Factotum
- First edition cover
- Author: Charles Bukowski
- Language: English
- Genre: Autobiographical
- Publisher: Black Sparrow Press
- Publication date: 1975
- Publication place: United States
- Media type: Print
- Pages: 208
- ISBN: 0-06184-241-9
- OCLC: 24473336
- Dewey Decimal: 813.54
- LC Class: PS3552.U4
- Preceded by: Post Office
- Followed by: Women

= Factotum (novel) =

1975 novel by Charles Bukowski

Factotum (1975) is a picaresque novel by American author Charles Bukowski. It is Bukowski’s second novel and a prequel to Post Office.

==Plot==
Set in the 1940s, the plot follows Henry Chinaski, Bukowski's perpetually unemployed, alcoholic alter ego, who has been rejected from the World War II draft and makes his way from one menial job to the next (hence a factotum). After getting into a fight with his father, Chinaski drifts through the seedy city streets of lower-class Los Angeles and other American cities in search of a job that will not come between him and his first love: writing. Much of the novel is dedicated to describing various menial jobs that Chinaski temporarily holds during the USA’s WWII economic boom. Even though some of Chinaski's jobs and colleagues are described with great detail, they all eventually end with him either abruptly leaving or being fired.

He is consistently rejected by the only publishing house he respects but is driven to continue by the knowledge that he could do better than the authors they publish. Chinaski begins sleeping with fellow barfly Jan, a kindred spirit he meets while drowning his sorrows at a bar.
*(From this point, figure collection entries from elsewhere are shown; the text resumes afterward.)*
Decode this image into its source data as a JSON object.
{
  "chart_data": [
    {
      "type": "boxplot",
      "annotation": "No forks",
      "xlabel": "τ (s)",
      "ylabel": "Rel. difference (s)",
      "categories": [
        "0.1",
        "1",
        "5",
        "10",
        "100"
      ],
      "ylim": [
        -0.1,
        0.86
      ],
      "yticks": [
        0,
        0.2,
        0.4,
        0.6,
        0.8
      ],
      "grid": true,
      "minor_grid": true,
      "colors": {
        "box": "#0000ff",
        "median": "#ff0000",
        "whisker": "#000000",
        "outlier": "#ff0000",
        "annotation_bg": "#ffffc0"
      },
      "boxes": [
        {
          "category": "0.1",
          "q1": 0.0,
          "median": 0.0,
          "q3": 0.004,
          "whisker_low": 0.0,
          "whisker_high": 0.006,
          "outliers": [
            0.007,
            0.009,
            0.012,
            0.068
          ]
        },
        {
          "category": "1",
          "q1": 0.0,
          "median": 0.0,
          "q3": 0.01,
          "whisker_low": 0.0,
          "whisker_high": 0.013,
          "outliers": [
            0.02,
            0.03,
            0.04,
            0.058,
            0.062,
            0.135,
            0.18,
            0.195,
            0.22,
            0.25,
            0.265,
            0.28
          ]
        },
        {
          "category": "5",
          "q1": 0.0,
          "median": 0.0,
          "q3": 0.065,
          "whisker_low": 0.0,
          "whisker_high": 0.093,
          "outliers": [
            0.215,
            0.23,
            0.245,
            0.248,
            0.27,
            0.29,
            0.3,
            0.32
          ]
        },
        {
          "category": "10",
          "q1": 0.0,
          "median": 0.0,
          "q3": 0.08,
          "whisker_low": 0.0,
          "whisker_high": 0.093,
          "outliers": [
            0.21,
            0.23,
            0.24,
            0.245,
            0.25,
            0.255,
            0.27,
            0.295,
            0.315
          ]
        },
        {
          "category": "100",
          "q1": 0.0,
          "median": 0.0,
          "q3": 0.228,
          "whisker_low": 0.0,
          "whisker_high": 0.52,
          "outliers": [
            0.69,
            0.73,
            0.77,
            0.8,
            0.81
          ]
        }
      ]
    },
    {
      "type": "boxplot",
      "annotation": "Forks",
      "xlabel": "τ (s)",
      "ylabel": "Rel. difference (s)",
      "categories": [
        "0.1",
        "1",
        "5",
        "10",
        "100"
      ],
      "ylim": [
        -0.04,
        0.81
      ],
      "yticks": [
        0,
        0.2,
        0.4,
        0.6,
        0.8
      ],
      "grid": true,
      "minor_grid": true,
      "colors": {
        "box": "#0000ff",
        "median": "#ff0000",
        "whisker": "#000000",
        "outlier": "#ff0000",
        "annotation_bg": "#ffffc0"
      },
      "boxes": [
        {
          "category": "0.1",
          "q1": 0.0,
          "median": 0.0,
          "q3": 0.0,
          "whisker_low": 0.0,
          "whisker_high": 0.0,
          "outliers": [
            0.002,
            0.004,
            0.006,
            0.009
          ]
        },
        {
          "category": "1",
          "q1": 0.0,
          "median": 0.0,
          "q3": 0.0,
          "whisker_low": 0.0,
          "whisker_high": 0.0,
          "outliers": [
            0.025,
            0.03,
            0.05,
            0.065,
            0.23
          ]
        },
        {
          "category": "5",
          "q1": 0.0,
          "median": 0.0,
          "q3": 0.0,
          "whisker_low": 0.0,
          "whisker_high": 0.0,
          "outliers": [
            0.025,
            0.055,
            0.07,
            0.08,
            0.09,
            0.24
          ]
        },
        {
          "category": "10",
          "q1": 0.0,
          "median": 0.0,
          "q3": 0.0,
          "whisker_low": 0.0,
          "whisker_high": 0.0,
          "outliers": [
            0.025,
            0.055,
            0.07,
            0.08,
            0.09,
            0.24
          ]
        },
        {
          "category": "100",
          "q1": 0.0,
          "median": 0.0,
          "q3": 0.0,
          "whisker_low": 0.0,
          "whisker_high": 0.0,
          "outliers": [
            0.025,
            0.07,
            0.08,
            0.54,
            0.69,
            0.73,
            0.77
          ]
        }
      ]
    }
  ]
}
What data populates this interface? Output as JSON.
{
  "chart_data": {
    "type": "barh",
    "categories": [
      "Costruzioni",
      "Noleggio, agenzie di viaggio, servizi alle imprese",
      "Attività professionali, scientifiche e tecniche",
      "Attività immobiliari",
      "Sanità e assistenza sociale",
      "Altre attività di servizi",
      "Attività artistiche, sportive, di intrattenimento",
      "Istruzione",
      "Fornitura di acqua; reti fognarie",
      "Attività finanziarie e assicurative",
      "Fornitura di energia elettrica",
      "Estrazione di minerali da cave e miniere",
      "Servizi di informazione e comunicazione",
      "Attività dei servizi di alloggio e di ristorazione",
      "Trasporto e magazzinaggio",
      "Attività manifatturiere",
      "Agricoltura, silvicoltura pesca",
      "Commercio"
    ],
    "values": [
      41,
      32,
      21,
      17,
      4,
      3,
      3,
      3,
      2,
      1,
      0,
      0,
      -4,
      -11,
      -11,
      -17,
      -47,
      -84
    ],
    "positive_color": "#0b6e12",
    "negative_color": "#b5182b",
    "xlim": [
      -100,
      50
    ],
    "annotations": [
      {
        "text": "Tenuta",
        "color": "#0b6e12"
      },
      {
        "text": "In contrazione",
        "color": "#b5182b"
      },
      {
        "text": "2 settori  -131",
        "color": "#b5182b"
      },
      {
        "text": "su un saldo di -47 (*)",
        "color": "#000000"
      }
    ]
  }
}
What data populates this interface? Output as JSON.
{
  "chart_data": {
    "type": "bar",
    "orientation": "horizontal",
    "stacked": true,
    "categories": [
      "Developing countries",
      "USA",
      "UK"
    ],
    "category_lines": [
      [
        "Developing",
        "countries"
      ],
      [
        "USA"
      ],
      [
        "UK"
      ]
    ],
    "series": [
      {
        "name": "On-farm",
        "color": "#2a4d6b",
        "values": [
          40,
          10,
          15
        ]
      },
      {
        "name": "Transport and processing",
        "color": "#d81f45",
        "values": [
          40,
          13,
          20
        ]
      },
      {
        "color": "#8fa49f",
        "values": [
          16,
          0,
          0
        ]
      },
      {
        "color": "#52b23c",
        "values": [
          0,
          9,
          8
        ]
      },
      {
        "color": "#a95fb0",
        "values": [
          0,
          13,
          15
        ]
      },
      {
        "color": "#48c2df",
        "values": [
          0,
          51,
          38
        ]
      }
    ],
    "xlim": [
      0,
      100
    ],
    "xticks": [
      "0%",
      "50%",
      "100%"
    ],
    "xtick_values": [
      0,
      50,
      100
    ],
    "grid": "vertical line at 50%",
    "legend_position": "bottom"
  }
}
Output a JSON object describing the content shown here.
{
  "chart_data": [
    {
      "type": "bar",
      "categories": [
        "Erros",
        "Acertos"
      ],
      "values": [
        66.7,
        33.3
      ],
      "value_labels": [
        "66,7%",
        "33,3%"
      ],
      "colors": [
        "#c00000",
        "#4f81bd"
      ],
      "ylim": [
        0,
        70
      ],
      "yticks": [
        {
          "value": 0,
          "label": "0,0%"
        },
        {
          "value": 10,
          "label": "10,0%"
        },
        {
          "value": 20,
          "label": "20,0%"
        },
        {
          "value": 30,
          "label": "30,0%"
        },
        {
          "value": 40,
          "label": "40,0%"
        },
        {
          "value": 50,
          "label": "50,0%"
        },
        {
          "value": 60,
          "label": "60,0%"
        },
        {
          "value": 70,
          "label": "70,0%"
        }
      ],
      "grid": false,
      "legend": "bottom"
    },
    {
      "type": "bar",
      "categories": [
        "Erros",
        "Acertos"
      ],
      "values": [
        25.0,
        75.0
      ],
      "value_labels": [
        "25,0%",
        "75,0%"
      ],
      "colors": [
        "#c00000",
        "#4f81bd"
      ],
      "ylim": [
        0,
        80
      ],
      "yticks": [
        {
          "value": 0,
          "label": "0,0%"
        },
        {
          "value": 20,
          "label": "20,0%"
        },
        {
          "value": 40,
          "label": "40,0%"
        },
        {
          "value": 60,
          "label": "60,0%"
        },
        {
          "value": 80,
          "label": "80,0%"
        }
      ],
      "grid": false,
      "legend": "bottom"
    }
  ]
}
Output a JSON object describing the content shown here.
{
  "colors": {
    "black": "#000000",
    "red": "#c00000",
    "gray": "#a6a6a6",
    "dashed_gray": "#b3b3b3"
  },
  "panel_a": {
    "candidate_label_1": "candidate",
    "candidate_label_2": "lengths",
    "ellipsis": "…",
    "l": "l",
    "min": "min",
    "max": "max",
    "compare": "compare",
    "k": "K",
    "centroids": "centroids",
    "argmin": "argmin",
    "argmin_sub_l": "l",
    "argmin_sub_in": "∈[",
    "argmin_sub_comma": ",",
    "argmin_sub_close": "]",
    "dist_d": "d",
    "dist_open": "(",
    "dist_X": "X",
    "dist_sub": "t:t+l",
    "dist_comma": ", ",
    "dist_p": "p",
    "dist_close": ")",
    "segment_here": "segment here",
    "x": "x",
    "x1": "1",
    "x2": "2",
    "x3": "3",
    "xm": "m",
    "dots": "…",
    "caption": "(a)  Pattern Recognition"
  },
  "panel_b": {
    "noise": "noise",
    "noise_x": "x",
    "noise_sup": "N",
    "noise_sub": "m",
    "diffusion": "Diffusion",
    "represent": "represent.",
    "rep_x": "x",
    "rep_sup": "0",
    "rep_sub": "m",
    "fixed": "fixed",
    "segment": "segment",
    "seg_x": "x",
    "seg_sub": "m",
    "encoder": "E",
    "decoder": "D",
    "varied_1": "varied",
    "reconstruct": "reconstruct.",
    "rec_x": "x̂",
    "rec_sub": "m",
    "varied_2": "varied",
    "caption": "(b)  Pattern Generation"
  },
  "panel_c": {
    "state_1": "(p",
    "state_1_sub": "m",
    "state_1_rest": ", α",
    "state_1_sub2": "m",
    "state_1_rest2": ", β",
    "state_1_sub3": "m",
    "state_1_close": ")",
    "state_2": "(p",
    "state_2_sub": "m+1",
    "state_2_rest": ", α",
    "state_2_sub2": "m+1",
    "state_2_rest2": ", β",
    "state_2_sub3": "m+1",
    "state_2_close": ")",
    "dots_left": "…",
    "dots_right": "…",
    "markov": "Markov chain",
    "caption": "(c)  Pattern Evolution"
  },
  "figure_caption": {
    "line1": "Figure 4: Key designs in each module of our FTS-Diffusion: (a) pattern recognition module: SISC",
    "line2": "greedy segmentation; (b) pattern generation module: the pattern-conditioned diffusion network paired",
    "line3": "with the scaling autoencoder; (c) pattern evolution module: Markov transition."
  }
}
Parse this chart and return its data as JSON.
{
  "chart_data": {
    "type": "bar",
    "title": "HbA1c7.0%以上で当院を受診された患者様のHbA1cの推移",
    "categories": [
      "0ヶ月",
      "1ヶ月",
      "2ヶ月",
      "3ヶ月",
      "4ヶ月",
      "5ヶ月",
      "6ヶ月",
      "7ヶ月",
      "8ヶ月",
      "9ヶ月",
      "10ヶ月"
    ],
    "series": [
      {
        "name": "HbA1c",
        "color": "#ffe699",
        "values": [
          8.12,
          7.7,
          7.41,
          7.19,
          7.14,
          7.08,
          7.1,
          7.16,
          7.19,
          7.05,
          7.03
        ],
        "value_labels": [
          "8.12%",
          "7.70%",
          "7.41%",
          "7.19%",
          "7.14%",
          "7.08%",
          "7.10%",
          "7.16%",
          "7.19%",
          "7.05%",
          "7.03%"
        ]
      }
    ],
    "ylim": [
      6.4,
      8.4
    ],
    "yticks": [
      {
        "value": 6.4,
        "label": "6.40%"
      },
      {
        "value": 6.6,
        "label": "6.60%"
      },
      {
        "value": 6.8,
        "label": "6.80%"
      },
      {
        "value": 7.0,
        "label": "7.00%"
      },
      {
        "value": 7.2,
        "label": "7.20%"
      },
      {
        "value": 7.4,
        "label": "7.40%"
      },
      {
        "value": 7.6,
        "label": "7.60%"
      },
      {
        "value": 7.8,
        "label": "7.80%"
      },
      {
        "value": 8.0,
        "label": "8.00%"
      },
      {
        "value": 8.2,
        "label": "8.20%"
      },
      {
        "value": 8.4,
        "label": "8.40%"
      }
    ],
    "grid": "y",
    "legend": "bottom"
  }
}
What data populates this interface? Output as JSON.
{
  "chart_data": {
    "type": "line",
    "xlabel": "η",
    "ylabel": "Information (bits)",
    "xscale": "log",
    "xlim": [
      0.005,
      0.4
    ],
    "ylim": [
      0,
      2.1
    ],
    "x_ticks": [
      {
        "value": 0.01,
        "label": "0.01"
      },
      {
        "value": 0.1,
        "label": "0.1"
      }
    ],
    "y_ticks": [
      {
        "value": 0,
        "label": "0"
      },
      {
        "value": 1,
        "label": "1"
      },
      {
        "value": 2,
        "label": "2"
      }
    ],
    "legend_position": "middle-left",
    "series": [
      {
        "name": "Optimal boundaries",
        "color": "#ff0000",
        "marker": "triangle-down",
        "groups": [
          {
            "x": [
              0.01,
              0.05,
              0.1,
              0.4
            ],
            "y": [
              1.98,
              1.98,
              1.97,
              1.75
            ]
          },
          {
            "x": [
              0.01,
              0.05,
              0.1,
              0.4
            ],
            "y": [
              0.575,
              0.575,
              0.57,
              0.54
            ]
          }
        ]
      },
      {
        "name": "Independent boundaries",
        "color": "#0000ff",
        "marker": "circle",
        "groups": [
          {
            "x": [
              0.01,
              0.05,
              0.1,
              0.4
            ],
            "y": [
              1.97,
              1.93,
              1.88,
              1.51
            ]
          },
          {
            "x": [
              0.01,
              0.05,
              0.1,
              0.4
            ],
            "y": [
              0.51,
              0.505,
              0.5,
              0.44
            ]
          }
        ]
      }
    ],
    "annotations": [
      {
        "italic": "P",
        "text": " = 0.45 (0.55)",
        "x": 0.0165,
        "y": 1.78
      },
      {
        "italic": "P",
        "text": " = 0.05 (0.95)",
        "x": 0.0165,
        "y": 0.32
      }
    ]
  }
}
When a brief stint as a bookie finds him abandoned by the only woman with whom he is able to relate, a fling with gold-digging floosie Laura finds him once again falling into a morose state of perpetual drunkenness and unemployment.

==Film adaptation==
Factotum was adapted into a film of the same name in 2005, directed by Bent Hamer and starring Matt Dillon, Lili Taylor and Marisa Tomei.